ComfyUI Extension: ComfyUI-HunyuanVideo-Avatar

Authored by Yuan-ManX

Created 2 months ago

Updated 2 months ago

24 stars

ComfyUI-HunyuanVideo-Avatar is now available in ComfyUI, HunyuanVideo-Avatar is a multimodal diffusion transformer (MM-DiT)-based model capable of simultaneously generating dynamic, emotion-controllable, and multi-character dialogue videos.

Custom Nodes (0)

README

ComfyUI-HunyuanVideo-Avatar

Installation

Make sure you have ComfyUI installed
Clone this repository into your ComfyUI's custom_nodes directory:

cd ComfyUI/custom_nodes
git clone https://github.com/Yuan-ManX/ComfyUI-HunyuanVideo-Avatar.git

Install dependencies:

cd ComfyUI-HunyuanVideo-Avatar
pip install -r requirements.txt

Installation Guide for Linux

We recommend CUDA versions 12.4 or 11.8 for the manual installation.

Conda's installation instructions are available here.

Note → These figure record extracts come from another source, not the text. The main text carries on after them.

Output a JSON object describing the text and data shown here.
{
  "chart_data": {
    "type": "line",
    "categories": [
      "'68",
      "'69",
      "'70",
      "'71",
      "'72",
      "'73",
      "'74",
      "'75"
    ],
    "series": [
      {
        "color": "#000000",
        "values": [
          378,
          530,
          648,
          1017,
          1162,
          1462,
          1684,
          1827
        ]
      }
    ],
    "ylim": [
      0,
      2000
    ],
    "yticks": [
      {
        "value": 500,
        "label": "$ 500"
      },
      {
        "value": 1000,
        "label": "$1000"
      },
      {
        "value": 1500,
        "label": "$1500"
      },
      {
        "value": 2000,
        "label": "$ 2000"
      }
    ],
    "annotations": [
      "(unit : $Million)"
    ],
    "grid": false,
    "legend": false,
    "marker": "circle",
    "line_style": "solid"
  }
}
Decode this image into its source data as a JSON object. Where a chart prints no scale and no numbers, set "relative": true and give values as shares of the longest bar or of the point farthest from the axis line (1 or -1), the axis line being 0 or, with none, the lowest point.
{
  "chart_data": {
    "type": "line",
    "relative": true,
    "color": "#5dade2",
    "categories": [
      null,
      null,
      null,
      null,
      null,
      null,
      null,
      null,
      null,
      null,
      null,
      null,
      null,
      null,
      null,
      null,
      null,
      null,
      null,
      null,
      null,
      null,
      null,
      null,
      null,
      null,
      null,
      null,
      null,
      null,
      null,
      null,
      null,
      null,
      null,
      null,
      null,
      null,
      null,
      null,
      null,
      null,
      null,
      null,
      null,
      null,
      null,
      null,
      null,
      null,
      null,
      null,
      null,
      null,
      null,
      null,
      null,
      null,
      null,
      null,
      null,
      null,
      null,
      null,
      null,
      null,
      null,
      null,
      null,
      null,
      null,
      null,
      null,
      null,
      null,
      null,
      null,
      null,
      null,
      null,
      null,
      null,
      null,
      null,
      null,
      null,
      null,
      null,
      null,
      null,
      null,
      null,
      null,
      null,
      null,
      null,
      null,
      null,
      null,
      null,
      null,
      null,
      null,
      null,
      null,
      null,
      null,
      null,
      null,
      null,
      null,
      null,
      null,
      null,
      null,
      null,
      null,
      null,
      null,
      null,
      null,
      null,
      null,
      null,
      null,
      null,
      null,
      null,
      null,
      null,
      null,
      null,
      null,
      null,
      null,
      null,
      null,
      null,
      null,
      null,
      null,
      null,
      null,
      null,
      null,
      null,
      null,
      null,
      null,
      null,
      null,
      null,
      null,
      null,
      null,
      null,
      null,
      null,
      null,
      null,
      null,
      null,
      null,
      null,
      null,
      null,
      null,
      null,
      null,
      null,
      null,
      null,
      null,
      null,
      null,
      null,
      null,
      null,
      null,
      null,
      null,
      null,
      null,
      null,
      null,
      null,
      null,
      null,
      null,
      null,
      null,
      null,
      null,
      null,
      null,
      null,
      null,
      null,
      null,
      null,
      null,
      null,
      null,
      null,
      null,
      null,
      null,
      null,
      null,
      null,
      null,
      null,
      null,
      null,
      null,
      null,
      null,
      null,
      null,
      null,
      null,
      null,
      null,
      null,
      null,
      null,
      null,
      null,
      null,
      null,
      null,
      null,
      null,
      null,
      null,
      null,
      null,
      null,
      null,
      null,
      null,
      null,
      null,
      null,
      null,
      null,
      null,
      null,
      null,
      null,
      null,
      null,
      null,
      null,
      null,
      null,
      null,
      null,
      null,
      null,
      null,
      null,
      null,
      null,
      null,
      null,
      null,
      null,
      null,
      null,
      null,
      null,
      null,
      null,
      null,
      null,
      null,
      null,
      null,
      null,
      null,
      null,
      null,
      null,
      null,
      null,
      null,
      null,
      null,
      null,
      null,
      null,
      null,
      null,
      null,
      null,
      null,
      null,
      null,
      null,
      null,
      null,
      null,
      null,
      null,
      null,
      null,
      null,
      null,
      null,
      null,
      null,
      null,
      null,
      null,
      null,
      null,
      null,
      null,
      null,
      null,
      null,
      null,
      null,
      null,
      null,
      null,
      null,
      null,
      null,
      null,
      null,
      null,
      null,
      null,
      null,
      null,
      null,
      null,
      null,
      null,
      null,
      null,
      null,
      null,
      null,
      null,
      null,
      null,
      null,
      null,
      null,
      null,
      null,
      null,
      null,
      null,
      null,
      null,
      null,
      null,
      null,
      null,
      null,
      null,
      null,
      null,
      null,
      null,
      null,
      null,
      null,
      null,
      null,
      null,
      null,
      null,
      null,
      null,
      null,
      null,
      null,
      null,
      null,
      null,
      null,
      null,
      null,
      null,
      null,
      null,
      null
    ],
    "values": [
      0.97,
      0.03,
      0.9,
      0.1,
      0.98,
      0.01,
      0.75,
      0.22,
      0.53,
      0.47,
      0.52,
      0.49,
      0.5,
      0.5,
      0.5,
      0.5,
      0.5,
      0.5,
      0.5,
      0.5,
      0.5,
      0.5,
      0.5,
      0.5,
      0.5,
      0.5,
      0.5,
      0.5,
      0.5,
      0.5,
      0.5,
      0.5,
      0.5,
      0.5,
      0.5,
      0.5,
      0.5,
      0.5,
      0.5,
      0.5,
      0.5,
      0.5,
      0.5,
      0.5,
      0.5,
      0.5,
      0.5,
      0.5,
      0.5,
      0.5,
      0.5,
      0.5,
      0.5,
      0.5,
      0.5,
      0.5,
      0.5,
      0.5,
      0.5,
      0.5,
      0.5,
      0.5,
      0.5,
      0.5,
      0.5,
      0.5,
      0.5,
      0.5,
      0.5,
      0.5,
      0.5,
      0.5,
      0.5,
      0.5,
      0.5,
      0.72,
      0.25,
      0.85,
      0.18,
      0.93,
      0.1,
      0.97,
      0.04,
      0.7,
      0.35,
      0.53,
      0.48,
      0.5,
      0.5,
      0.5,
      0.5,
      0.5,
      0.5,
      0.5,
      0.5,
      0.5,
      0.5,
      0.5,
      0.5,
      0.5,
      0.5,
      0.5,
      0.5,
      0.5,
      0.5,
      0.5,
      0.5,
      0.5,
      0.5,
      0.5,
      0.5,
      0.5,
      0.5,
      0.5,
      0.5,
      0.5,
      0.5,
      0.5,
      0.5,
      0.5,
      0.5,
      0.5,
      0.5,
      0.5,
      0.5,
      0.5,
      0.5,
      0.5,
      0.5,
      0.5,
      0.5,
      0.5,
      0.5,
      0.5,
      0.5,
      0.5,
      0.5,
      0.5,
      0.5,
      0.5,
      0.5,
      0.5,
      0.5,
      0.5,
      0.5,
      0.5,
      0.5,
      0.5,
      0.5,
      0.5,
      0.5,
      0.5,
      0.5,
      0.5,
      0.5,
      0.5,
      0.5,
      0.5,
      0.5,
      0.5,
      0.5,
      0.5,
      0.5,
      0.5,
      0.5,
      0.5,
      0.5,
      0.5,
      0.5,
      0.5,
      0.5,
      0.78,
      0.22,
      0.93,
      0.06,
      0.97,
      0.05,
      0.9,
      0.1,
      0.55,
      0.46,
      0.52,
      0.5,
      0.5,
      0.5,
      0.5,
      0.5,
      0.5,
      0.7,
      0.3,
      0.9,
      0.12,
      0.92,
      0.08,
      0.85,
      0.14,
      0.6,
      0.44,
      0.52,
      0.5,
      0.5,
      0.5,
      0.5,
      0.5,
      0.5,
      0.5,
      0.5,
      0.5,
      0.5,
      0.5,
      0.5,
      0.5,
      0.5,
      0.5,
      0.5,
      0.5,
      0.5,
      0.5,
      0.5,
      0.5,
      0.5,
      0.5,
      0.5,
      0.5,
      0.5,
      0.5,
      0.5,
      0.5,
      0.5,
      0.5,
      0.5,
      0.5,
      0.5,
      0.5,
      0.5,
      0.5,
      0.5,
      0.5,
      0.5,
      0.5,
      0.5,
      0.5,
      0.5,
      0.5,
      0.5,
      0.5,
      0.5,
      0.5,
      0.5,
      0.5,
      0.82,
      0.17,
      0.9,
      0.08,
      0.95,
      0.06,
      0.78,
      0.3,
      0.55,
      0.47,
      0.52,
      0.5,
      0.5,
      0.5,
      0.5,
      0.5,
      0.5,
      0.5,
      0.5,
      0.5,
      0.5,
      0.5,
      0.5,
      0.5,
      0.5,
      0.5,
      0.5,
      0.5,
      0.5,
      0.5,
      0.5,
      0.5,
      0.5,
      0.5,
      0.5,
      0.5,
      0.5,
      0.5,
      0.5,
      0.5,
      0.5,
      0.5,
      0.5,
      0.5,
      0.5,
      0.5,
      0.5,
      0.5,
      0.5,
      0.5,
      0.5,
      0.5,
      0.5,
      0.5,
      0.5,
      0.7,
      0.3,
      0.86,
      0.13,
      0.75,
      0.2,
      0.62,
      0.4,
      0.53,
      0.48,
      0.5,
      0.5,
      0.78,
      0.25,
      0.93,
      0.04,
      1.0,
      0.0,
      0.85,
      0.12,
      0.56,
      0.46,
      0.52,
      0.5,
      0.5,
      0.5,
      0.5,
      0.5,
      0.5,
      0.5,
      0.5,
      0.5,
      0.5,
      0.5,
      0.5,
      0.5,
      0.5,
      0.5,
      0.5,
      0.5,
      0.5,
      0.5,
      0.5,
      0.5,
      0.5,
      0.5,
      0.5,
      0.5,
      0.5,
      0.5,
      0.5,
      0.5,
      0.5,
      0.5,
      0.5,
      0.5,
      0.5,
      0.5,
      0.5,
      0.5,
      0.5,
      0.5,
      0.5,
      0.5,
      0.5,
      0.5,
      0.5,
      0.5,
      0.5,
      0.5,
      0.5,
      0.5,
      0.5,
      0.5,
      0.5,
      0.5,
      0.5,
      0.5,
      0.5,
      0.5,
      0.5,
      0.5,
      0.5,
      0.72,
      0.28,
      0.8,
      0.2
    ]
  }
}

# Install PyTorch and other dependencies using conda
# For CUDA 11.8
conda install pytorch==2.4.0 torchvision==0.19.0 torchaudio==2.4.0 pytorch-cuda=11.8 -c pytorch -c nvidia
# For CUDA 12.4
conda install pytorch==2.4.0 torchvision==0.19.0 torchaudio==2.4.0 pytorch-cuda=12.4 -c pytorch -c nvidia

# Install pip dependencies
python -m pip install -r requirements.txt

# Install flash attention v2 for acceleration (requires CUDA 11.8 or above)
python -m pip install ninja
python -m pip install git+https://github.com/Dao-AILab/[email protected]

In case of running into float point exception(core dump) on the specific GPU type, you may try the following solutions:

# Option 1: Making sure you have installed CUDA 12.4, CUBLAS>=12.4.5.8, and CUDNN>=9.00 (or simply using our CUDA 12 docker image).
pip install nvidia-cublas-cu12==12.4.5.8
export LD_LIBRARY_PATH=/opt/conda/lib/python3.8/site-packages/nvidia/cublas/lib/

# Option 2: Forcing to explicitly use the CUDA 11.8 compiled version of Pytorch and all the other packages
pip uninstall -r requirements.txt  # uninstall all packages
pip install torch==2.4.0 --index-url https://download.pytorch.org/whl/cu118
pip install -r requirements.txt
pip install ninja
pip install git+https://github.com/Dao-AILab/[email protected]

Additionally, you can also use HunyuanVideo Docker image. Use the following command to pull and run the docker image.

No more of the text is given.